Appealing to the cosmos is overkill. I find I can get a similar effect in rush hour traffic, a large sports arena, or going to a hill overlooking a large city. Yep, I’m just another asshole in a sea of assholes. No matter what you do, one billion Chinese don’t care.
Yes, it does make me feel insignificant but that doesn’t make me feel sad. What makes me feel sad is that I’ll never get to explore all that is out there. I need a TARDIS and a billion year life span. Then I would be content.
You think that’s a waste? Consider some of the hypothesized possible other universes where some of the most fundamental constants are just a wee tad different, where quarks can’t even coalesce into protons or neutrons, or if they can, then those can’t coalesce into atoms and molecules.
No, but the idea of intelligent extraterrestrial life does.
If we are the first technology capable intelligent species then we can reform the cosmos and create a (likely) permanent class of intelligent beings. If other species have come before us, then we are just another. Our greatest discoveries of the 21st century that we will work hard and spend trillions to achieve would be old hat to a more advanced species.
No, I think I’m significant to the cosmos. Just like how a single ant is significant to its colony. Anyway, the idea of extraterrestrial is such an interesting topic.
While I’m dumbfounded by the vastness of the universe, and how much we don’t know, I’m simultaneously in awe of how much our puny ape-brains actually DO know. We got very lucky. Evolution left us with lots of “extra” brain power, and we did pretty damn good so far in figuring things out.
Of course that’s what The Matrix wants us to think!!!
But one day I stumbled upon this fantastic thing. It allows you to see how the size of a human compares to the very smallest things and very largest things in the universe.
Guess which end of the spectrum we’re closer to?
So we’re both really small and really big all at the same time. Yay us.
The galaxies and stars and supernovas and such aren’t the amazing part.
The amazing part is that we have had our consciousness developed to a sufficient degree to be able to enjoy, appreciate, and grasp it all. The point of light in the sky isn’t the point-the mind that can take it all in is.
In that sense, it doesn’t make me feel insignificant, at all.
I am delighted and amazed by all of the wonderful replies here. Actually, the way that Feynman and Tyson both talk about the “feeling insignificant” part, I had the impression not that it was how they themselves felt, but rather that it was a reaction they encountered often among the public.
I myself was a little bewildered to hear that people react that way. Nothing of the sort ever occurred to me – I’m like, “Hey, what if it goes on forever? Cool!”

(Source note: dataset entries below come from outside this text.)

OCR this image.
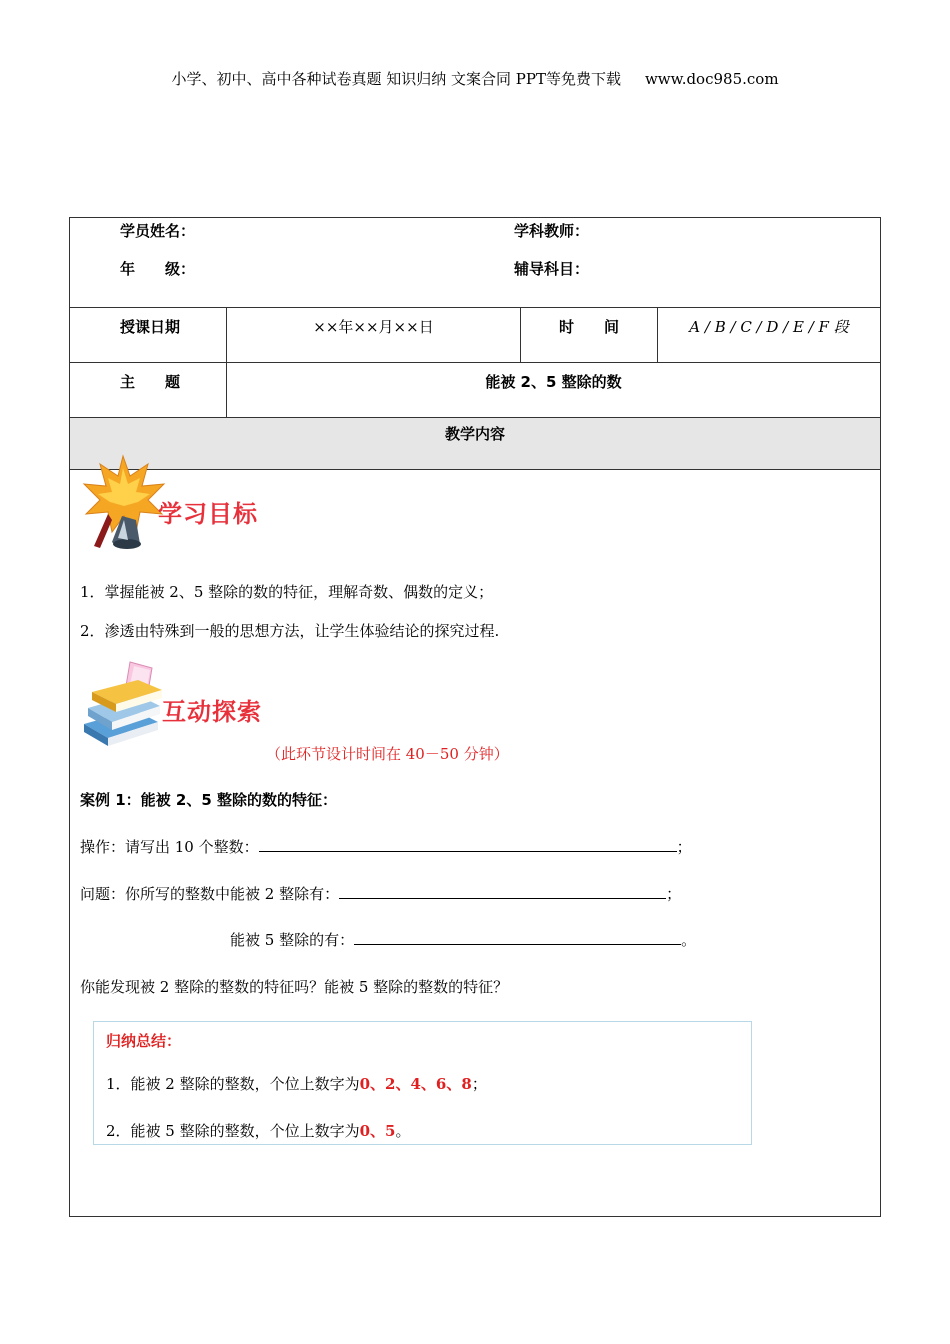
小学、初中、高中各种试卷真题 知识归纳 文案合同 PPT等免费下载 www.doc985.com
学员姓名： 学科教师：
年　　级： 辅导科目：			

授课日期	××年××月××日	时　　间	A / B / C / D / E / F 段
主　　题	能被 2、5 整除的数		
教学内容			
学习目标
1．掌握能被 2、5 整除的数的特征，理解奇数、偶数的定义；
2．渗透由特殊到一般的思想方法，让学生体验结论的探究过程.
互动探索
（此环节设计时间在 40－50 分钟）
案例 1：能被 2、5 整除的数的特征：
操作：请写出 10 个整数：	；
问题：你所写的整数中能被 2 整除有：	；
能被 5 整除的有：	。
你能发现被 2 整除的整数的特征吗？能被 5 整除的整数的特征？
归纳总结：
1．能被 2 整除的整数，个位上数字为0、2、4、6、8；
2．能被 5 整除的整数，个位上数字为0、5。
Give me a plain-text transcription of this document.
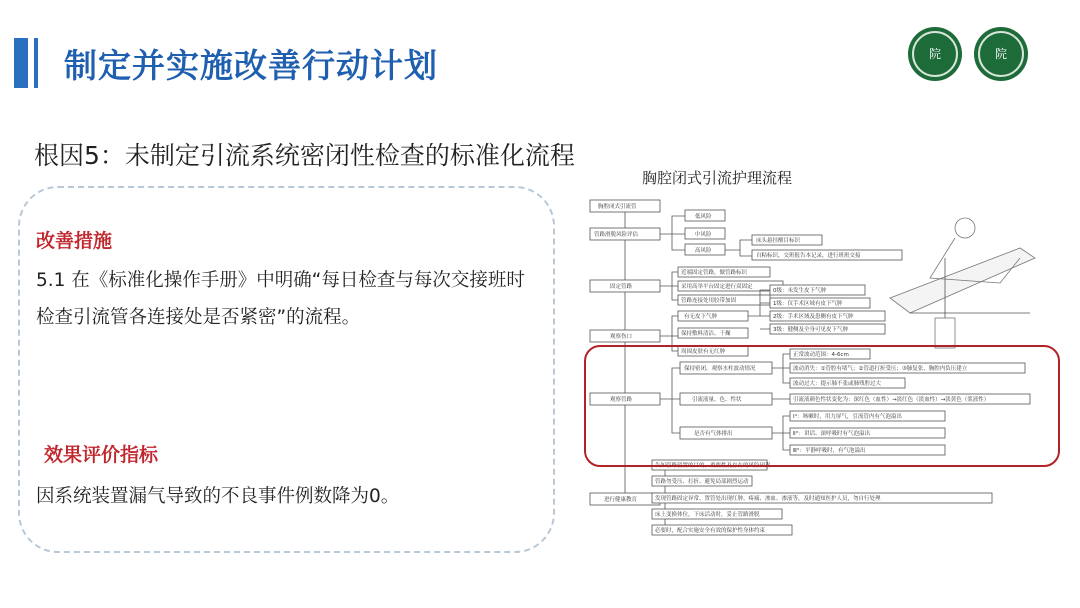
制定并实施改善行动计划	院	院
根因5：未制定引流系统密闭性检查的标准化流程
改善措施
5.1 在《标准化操作手册》中明确“每日检查与每次交接班时检查引流管各连接处是否紧密”的流程。
效果评价指标
因系统装置漏气导致的不良事件例数降为0。
胸腔闭式引流护理流程
胸腔闭式引流管
管路滑脱风险评估
固定管路
观察伤口
观察管路
进行健康教育
低风险
中风险
高风险
床头悬挂醒目标识
自粘标识，交班报告本记录，进行班班交接
近端固定管路，做管路标识
采用高举平台固定进行双固定
管路连接处用胶带加固
有无皮下气肿
保持敷料清洁、干燥
周围皮肤有无红肿
0级：未发生皮下气肿
1级：仅手术区域有皮下气肿
2级：手术区域及患侧有皮下气肿
3级：健侧及全身可见皮下气肿
保持密闭，观察水柱波动情况
引流液量、色、性状
是否有气体排出
正常波动范围：4-6cm
波动消失：①管腔有堵气；②管道打折受压；③肺复张、胸腔内负压建立
波动过大：提示肺不张或肺残腔过大
引流液颜色性状变化为：深红色（血性）→淡红色（淡血性）→淡黄色（浆液性）
Ⅰ°：咳嗽时，用力屏气，引流管内有气泡溢出
Ⅱ°：讲话、深呼吸时有气泡溢出
Ⅲ°：平静呼吸时，有气泡溢出
告知管路留置的目的，重要性及存在的风险因素
管路勿受压、打折、避免局部剧烈运动
发现管路固定异常、置管处出现红肿、疼痛、渗血、渗液等，及时通知医护人员，勿自行处理
床上变换体位，下床活动时，妥止管路滑脱
必要时，配合实施安全有效的保护性身体约束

I’m with John DiFool, John Mace, and RickJay. The only way one can feel insignificant is if one is defining oneself by comparison to something else. We are all significant, and we live in a vast, enormous, compellingly beautiful and confoundingly mysterious universe.
Also, Stranger On A Train, that was most eloquently said.
When I look at things on this scale, I feel like I am it, like it is one thing: the whole universe set apart in a frame at a good distance for viewing. Impossible! Therefore I’m in it; I am it.